East Africa in particular has become the focal point of this competition, with combined Gulf investment across the region, including Turkey’s overlapping but related engagement, reaching an estimated $75 billion in recent years. Djibouti, with a population of just 1.1 million, has received nearly $14 billion in Gulf investment, the highest level of per capita investment anywhere in East Africa, a direct function of its position on the Bab al-Mandab Strait.

The risks nobody should ignore

The optimistic growth trajectory of Gulf-Africa investment is not guaranteed to continue uninterrupted. Regional security shocks are a real and immediate risk: escalating tension in the Gulf has already prompted analysts to flag that a serious regional conflict could force Gulf sovereign wealth funds to retrench from emerging market commitments, including the hundreds of billions of dollars in pledged African investment.

There are also governance concerns specific to how some Gulf capital operates once it arrives.
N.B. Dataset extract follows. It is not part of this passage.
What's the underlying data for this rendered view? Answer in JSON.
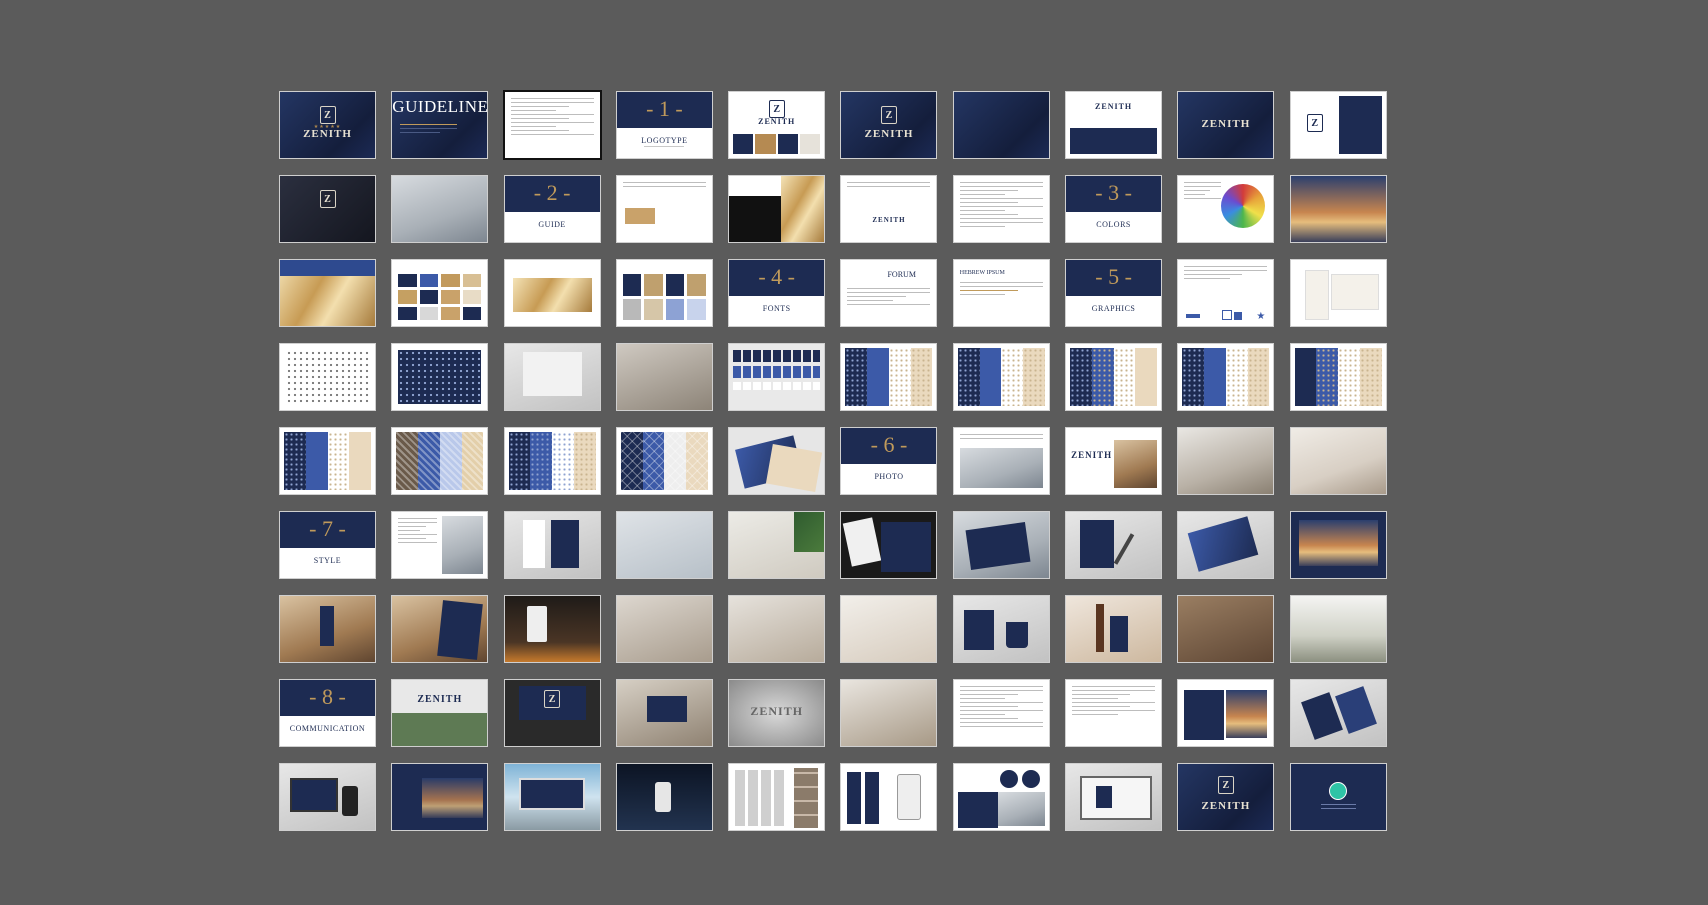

Analysts and former US officials tracking the UAE’s approach in particular have noted a pattern of more interventionist behavior attempts to shape political, military, and security outcomes in host countries in ways that directly serve Emirati investment and national security interests. This has already generated friction in several African markets and is a dynamic African governments will need to manage carefully as Gulf capital’s share of total foreign investment continues to grow.

The bottom line

Gulf investment in Africa is not a passing trend driven by a temporary oil price cycle or short-term diplomatic fashion. It is a structural bet, made by economies that can see their own long-term vulnerability clearly and are deploying patient, sovereign-backed capital into the specific sectors that solve their own strategic problems: food security, critical minerals, energy diversification, and control of global trade infrastructure.
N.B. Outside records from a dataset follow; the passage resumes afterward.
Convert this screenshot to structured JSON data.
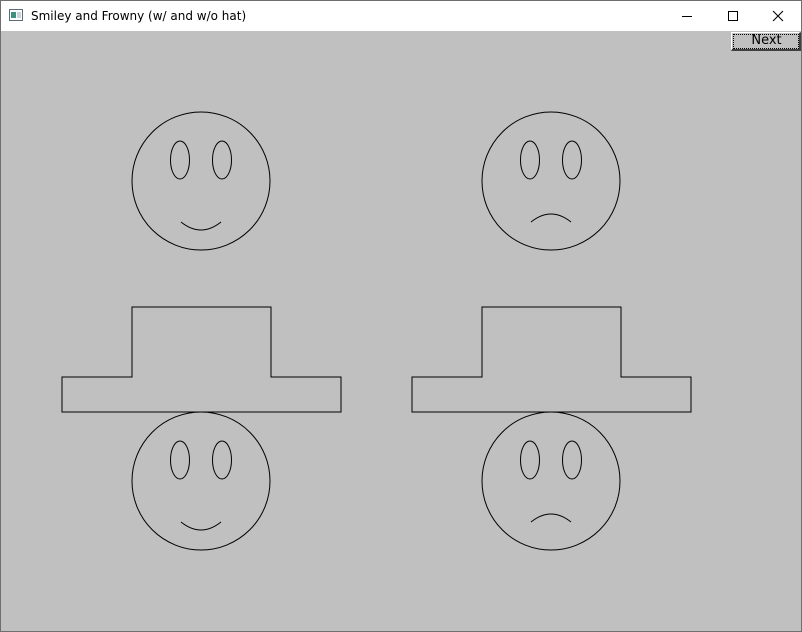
{
  "window": {
    "title": "Smiley and Frowny (w/ and w/o hat)"
  },
  "toolbar": {
    "next_label": "Next"
  },
  "colors": {
    "canvas_background": "#c0c0c0",
    "stroke": "#000000",
    "titlebar": "#ffffff"
  },
  "icons": {
    "app": "app-icon",
    "minimize": "minimize-icon",
    "maximize": "maximize-icon",
    "close": "close-icon"
  },
  "faces": [
    {
      "mood": "smile",
      "hat": false
    },
    {
      "mood": "frown",
      "hat": false
    },
    {
      "mood": "smile",
      "hat": true
    },
    {
      "mood": "frown",
      "hat": true
    }
  ]
}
For African governments, the opportunity is real but requires more sophistication than simply accepting whichever offer arrives first. The countries extracting the most value from this moment, Rwanda’s governance-first model and Kenya’s commercially negotiated CEPA, are treating Gulf competition as leverage rather than treating Gulf capital as a monolithic, take-it-or-leave-it bloc. As Saudi Arabia, the UAE, and Qatar continue racing each other for African influence over the next decade, the African governments and businesses that understand this rivalry and negotiate accordingly stand to capture far more value than those that simply welcome whichever check arrives first.